The Supreme Court recently issued a decision in Fulton v. Philadelphia, a case the court heard in November of 2020 relating to LGBTQ+ issues and religious rights. In brief, the City of Philadelphia terminated contracts with two religious foster care organizations that would not accept same-sex couples as foster parents. One of those organisations changed their policies, while the other, Catholic Social Services (CSS) filed a lawsuit, claiming that Philadelphia’s foster care nondiscrimination requirements violated their religious liberties. The case, therefore, not only served as an important one for LGBTQ+ individuals attempting to gain equal legal footing to heterosexual individuals in Philadelphia’s foster care systems, but also as one that would impact the future of a struggling foster care system defined by rampant foster parent scarcity.
In an unanimous decision, the Supereme Court sided with CSS on the grounds that “Philadelphia’s refusal to contract with Catholic Social Services for the provision of foster care services unless CSS agrees to certify same-sex couples as foster parents violates the free exercise clause of the First Amendment”. The court, however, did not make any sweeping generalizations regarding religious liberties. Instead, the court found that Philadelphia’s nondiscrimination policy was not “generally applicable” as would be necessary under Employment Division v. Smith rule, a case that established precedent for denying religious exemptions for “neutral laws of general applicability.” In ruling this way, the court made exemptions for CSS in this specific context, but did not overturn the ability to deny religious exemptions found under Smith.
Neither side has emerged particularly pleased with the court’s decision. Those supporting the city’s nondiscrimination code are obviously concerned with the court’s ruling, as it fails to require governmentally contracted organizations to uphold the equality of LGTQ+ individuals. CSS’s supporters, however, perhaps have more qualms with the decision. Fulton presented a rare opportunity for religious enthusiasts to overturn Smith, the case that permits the denial of religious expression in certain cases. While the court did rule in favor of CSS, upholding their right to religious practice in this case, it did not attempt to overturn or contradict Smith.

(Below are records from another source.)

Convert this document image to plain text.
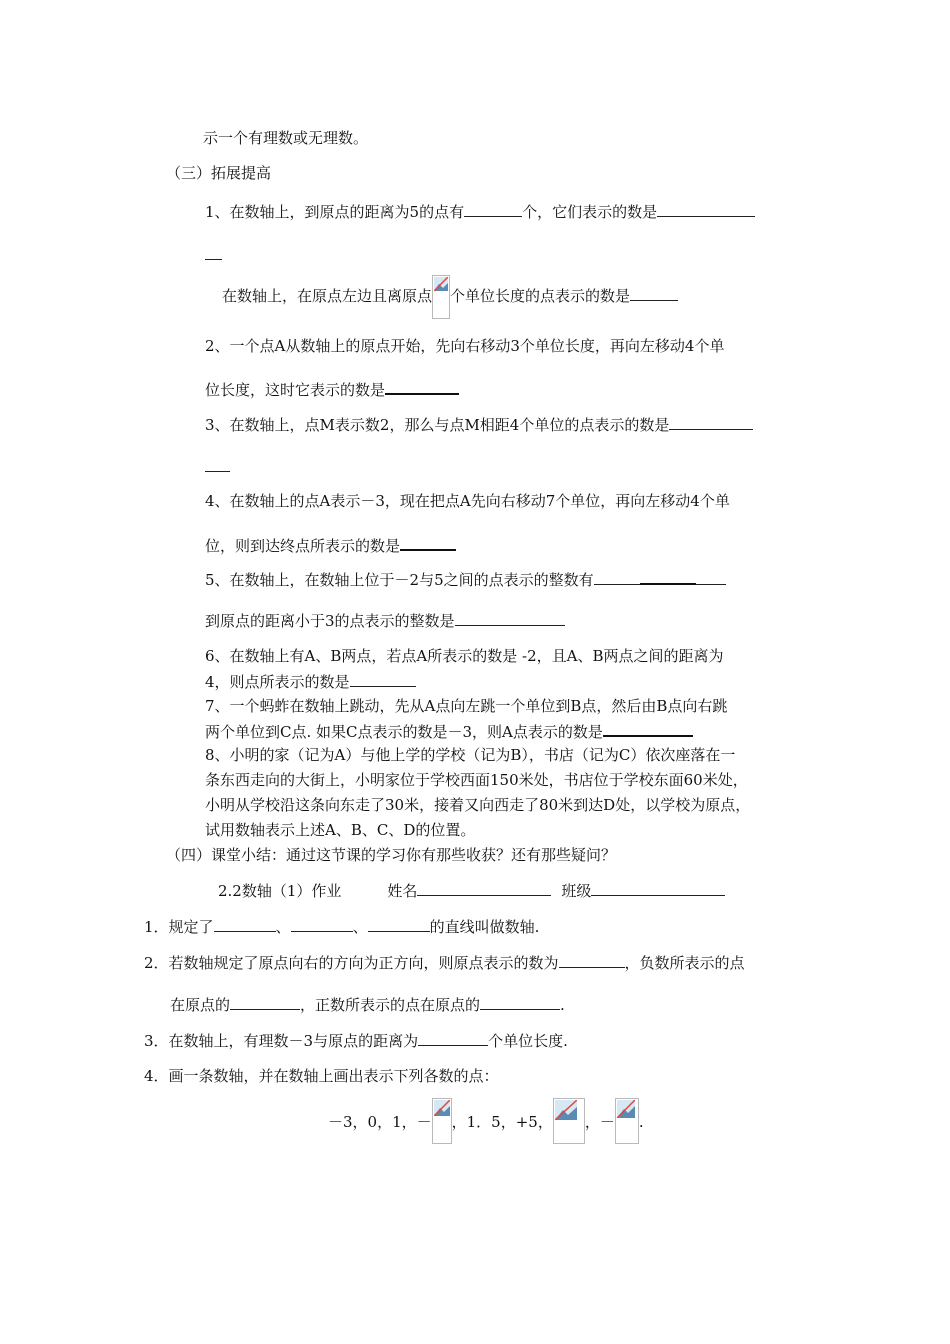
示一个有理数或无理数。
（三）拓展提高
1、在数轴上，到原点的距离为5的点有	个，它们表示的数是
在数轴上，在原点左边且离原点 个单位长度的点表示的数是
2、一个点A从数轴上的原点开始，先向右移动3个单位长度，再向左移动4个单
位长度，这时它表示的数是
3、在数轴上，点M表示数2，那么与点M相距4个单位的点表示的数是
4、在数轴上的点A表示－3，现在把点A先向右移动7个单位，再向左移动4个单
位，则到达终点所表示的数是
5、在数轴上，在数轴上位于－2与5之间的点表示的整数有
到原点的距离小于3的点表示的整数是
6、在数轴上有A、B两点，若点A所表示的数是 -2，且A、B两点之间的距离为
4，则点所表示的数是
7、一个蚂蚱在数轴上跳动，先从A点向左跳一个单位到B点，然后由B点向右跳
两个单位到C点. 如果C点表示的数是－3，则A点表示的数是
8、小明的家（记为A）与他上学的学校（记为B），书店（记为C）依次座落在一
条东西走向的大街上，小明家位于学校西面150米处，书店位于学校东面60米处，
小明从学校沿这条向东走了30米，接着又向西走了80米到达D处，以学校为原点，
试用数轴表示上述A、B、C、D的位置。
（四）课堂小结：通过这节课的学习你有那些收获？还有那些疑问？
2.2数轴（1）作业	姓名	班级
1．规定了	、	、	的直线叫做数轴.
2．若数轴规定了原点向右的方向为正方向，则原点表示的数为	，负数所表示的点
在原点的	，正数所表示的点在原点的	.
3．在数轴上，有理数－3与原点的距离为	个单位长度.
4．画一条数轴，并在数轴上画出表示下列各数的点：
－3，0，1，－ ，1．5，+5， ，－ .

This is not the first time the Roberts Court has ruled in this way. In Mahanoy v. B.L., a high school student contested her removal from her school’s cheerleading team on the basis of something she had said off-campus. Rather than address the issues of Tinker’s application to off-campus speech, and what qualifies as off-campus speech, the court made its decision, in an 8-1 vote, based on the specifics of Mahanoy. This is said to be part of Chief Justice Robert’s attempts to rebuild trust in the government and the court in creating the occasion for unanimous or near-unanimous decisions in light of increasing political division.
For LGBTQ+ individuals and allies, while it is easy to fault the court, especially its progressive members, for siding with this decision, it is important to note that this case sets very little meaningful precedent. The court’s decision, predicated on such narrow grounds, does not alter or amend the Employment Division v. Smith case, nor does it put forward a new doctrine for dealing with future confrontations of religious groups and the LGBTQ+ community. While in this case, it may appear that equality for the LGBTQ+ community was ruled as secondary to free practice of religious liberties, the court’s ruling was not nearly wide enough to serve as a major setback to the community, but rather a stern reminder that the fight for LGBTQ+ equality has yet to be won.